Za najlepszą rolę męską jury uznało kreację Jeffa Bridgesa. Amerykańska Akademia Filmowa uhonorowała go za występ w dramacie muzycznym „Szalone serce". Bridges wcielił się w tym filmie w starzejącego się muzyka country, który nadużywa alkoholu, boryka się z problemami osobistymi oraz kryzysem twórczym.

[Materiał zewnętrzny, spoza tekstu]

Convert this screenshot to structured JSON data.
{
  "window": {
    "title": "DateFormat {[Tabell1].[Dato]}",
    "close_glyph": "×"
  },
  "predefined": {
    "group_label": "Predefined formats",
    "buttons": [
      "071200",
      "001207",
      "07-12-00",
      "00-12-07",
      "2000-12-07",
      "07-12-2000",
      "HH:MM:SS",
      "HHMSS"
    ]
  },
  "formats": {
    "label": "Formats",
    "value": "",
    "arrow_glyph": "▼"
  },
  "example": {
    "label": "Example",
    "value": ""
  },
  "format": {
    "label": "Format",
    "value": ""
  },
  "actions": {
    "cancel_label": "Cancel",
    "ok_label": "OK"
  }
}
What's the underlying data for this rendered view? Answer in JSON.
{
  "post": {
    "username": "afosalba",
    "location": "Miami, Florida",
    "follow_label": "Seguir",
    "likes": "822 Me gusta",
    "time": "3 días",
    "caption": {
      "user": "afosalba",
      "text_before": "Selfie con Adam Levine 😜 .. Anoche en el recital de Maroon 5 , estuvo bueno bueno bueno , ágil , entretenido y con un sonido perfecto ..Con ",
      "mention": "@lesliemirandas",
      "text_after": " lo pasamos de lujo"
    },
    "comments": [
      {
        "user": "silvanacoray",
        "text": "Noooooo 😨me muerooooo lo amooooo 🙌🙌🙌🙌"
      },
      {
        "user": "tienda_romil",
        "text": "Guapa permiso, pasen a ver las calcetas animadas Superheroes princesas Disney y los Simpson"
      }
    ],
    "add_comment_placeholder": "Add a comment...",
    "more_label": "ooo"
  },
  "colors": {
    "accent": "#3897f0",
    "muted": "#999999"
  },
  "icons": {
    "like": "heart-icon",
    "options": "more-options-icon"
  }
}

Nie obyło się bez niespodzianek. Oscara za najlepszy film zagraniczny zdobył argentyński „Sekret ich oczu". Bukmacherzy obstawiali „Białą wstążkę". Polski „Królik po berlińsku" musiał obejść się smakiem, ponieważ statuetkę za najlepszy krótkometrażowy dokument zgarnął mu sprzed nosa "Music by Prudence".
8 marca gdzieniegdzie obchodzono Międzynarodowy Dzień Kobiet. W Polsce odbyła się tradycyjna manifa. Na Ukrainie, gdzie II turę wyborów wygrał Władymir Janukowycz feministki wezwały, aby z powodu braku równouprawienia i innych kłopotów kobiety walcząc o swoje prawa, przestały uprawiać seks z mężczyznami. Niestety nikt nie sprawdził, z jak wielkim odzewem spotkał się ten apel.